Luxembourg

Face au juge, les détenus sont souvent incohérents dans leurs explications.


. Le crime ne paie pas toujours. Joao, un homme d’origine portugaise de 26 ans, habitant aux Pays Bas, vient de l’apprendre à ses dépends. Au moment des faits (avril 2019), il était accompagné d’une ami néerlandais : Michael (27 ans). Ce dernier a joué le rôle de chauffeur dans cette affaire. Ils ont récemment été interpellé en possession d’une grande quantité de stupéfiants à Arlon, en pleine action. Direction la case prison pour une détention provisoire. 

Face à la juge Brilot, Joao est d’abord dans ses petits souliers. « On vous a arrêté en possession de 500 grammes de cannabis et de 124 grammes de pilules parfaitement conditionnés pour la vente. Sans compter d’autres produits stupéfiants trouvés dans un sachet.
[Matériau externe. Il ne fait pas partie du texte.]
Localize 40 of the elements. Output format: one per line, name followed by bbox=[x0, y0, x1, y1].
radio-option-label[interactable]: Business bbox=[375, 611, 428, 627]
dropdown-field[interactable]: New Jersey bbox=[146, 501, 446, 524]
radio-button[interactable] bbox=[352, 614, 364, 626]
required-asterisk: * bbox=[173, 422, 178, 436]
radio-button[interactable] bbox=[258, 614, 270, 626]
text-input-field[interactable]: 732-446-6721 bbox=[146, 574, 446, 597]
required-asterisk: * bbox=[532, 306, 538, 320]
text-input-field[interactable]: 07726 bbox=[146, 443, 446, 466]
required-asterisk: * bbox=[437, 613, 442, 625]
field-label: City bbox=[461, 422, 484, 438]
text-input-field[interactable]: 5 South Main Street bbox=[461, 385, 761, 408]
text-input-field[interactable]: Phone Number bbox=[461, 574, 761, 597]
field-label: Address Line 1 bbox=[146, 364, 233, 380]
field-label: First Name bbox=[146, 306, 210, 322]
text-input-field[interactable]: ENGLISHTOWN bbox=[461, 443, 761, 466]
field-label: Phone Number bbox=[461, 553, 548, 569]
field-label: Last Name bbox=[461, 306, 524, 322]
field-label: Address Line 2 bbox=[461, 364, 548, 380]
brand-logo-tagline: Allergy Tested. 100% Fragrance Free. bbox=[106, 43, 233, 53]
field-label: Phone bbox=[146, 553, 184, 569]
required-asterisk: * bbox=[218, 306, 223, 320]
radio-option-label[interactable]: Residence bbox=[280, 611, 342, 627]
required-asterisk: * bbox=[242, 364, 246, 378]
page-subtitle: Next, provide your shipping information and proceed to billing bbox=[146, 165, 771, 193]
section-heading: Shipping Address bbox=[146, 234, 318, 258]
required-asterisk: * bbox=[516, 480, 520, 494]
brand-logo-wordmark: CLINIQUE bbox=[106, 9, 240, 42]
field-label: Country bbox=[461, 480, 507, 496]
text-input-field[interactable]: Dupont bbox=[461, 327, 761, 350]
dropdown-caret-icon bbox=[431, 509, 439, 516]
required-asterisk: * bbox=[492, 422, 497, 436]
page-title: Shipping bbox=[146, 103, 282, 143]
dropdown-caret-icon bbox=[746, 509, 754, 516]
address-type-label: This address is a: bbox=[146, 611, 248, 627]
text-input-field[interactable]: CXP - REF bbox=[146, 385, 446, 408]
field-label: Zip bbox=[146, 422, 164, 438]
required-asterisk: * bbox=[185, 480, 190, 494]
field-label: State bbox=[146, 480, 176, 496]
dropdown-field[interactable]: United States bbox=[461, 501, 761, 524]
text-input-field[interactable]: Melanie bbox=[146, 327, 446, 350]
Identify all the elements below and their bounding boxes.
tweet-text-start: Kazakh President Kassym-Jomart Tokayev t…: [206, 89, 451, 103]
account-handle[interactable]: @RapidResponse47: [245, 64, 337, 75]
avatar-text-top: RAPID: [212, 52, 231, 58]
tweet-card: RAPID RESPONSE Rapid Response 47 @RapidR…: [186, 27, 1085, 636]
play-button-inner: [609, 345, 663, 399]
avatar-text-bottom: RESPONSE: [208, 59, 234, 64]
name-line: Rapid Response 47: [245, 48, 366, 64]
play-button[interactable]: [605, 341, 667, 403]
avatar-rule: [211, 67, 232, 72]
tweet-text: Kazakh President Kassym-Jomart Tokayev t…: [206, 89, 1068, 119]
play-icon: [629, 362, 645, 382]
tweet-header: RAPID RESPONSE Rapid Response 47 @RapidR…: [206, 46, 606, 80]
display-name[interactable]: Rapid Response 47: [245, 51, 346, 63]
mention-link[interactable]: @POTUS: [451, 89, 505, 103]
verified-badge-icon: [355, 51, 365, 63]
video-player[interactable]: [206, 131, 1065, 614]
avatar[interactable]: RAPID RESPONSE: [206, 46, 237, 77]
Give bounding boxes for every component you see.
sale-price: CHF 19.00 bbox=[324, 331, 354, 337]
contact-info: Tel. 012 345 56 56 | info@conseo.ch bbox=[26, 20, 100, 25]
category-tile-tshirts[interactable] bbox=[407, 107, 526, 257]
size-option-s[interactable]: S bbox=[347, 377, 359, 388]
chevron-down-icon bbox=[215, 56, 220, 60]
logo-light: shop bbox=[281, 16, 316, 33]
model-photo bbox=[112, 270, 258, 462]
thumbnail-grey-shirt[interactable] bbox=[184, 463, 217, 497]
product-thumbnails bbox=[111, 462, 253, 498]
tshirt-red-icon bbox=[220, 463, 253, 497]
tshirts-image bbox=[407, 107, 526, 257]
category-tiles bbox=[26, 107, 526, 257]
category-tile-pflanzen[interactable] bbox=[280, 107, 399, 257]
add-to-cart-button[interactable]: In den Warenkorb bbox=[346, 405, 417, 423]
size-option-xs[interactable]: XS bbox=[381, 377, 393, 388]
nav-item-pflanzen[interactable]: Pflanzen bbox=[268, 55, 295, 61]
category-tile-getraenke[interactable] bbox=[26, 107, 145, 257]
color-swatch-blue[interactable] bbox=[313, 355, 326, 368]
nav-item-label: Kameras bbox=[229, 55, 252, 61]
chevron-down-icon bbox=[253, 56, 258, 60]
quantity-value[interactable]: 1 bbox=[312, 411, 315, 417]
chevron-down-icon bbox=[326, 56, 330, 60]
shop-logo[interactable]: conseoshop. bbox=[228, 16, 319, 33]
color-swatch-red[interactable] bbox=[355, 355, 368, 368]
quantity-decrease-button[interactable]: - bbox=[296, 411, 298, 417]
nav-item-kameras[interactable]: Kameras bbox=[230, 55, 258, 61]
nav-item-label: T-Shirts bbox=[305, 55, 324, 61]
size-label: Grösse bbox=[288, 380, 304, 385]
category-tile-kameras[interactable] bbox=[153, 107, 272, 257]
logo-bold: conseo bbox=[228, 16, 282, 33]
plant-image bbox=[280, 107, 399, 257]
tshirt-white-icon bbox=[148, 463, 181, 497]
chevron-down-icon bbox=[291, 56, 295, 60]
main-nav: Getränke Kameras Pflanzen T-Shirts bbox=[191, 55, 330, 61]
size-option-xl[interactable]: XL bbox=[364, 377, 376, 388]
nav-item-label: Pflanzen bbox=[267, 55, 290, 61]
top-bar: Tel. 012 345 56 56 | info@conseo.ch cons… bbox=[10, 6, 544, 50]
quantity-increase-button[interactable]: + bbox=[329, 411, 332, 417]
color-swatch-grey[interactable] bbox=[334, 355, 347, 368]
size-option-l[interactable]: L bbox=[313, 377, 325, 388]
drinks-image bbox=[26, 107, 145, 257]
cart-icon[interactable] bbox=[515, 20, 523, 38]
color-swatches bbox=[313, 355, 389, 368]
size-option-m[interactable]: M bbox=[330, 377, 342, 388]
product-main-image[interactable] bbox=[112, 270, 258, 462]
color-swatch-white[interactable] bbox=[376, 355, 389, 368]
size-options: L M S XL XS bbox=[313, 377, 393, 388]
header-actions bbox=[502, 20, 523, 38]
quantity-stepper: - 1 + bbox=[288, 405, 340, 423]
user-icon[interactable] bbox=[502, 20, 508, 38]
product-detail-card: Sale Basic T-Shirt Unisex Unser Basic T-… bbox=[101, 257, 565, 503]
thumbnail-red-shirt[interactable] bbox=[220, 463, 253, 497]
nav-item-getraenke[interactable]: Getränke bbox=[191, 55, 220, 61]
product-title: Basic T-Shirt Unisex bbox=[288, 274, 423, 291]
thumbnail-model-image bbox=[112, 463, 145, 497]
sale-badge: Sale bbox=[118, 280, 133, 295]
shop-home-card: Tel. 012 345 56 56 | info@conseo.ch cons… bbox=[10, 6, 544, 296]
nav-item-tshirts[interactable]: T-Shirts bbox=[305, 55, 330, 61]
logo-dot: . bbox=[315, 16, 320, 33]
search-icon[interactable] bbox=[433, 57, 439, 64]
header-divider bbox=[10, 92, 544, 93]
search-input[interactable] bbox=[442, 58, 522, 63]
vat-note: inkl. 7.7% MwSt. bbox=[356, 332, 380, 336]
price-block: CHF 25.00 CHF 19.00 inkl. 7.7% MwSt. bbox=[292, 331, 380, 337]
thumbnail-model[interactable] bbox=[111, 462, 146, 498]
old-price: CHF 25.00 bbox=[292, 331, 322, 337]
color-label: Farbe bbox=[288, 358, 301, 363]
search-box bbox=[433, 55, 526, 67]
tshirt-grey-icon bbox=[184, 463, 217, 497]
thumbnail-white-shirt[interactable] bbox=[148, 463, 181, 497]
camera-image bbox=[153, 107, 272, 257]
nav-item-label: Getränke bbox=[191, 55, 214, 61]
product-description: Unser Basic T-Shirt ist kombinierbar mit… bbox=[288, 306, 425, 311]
Des quantités de drogue très importantes », rappelle-t-elle. Avant d’enchaîner…« Pourquoi ne pas vendre cette drogue plus près de chez vous? A qui cette drogue était-elle destinée? » Joao ne nie pas les faits mais refuse de dévoiler le nom de ses « patrons ». Il s’embrouille dans ses explications et tarde à répondre à la dernière question, prétextant une situation sociale compliquée.Il noie le poisson. La juge lui rafraîchit rapidement la mémoire et lit les déclarations données à la police, quelques semaines plus tôt. Comme par hasard, Joao a un déclic et se souvient. « J’ai acheté la drogue à Rotterdam dans un coffee-shop, pour 2 000 euros. J’y ai été avec un ami : Michael. Le gérant du coffee-shop nous a ensuite expliqué que si on voulait gagner de l’argent, il valait mieux venir vendre par ici. Au Luxembourg, elle se vendra toujours plus cher et mieux qu’ailleurs », lâche-t-il enfin. 

Les deux comparses prennent alors la direction du Luxembourg pour y écouler la camelote avant d’être arrêtés. C’est maintenant au tour de Michael de s’expliquer. Il dément. « Je n’étais pas au courant. Je savais qu’il avait un peu de cannabis sur lui. Pas le reste. Je croyais que c’était pour sa consommation personnelle. On voulait aller faire la fête au Luxembourg. C’est ce qu’il m’avait proposé. » Ces explications n’ont guère convaincu la juge Brilot. Ils risquent plusieurs mois de prison (max 24 mois avec sursis) et une amende (250 euros). Le jugement sera rendu à la rentrée judiciaire.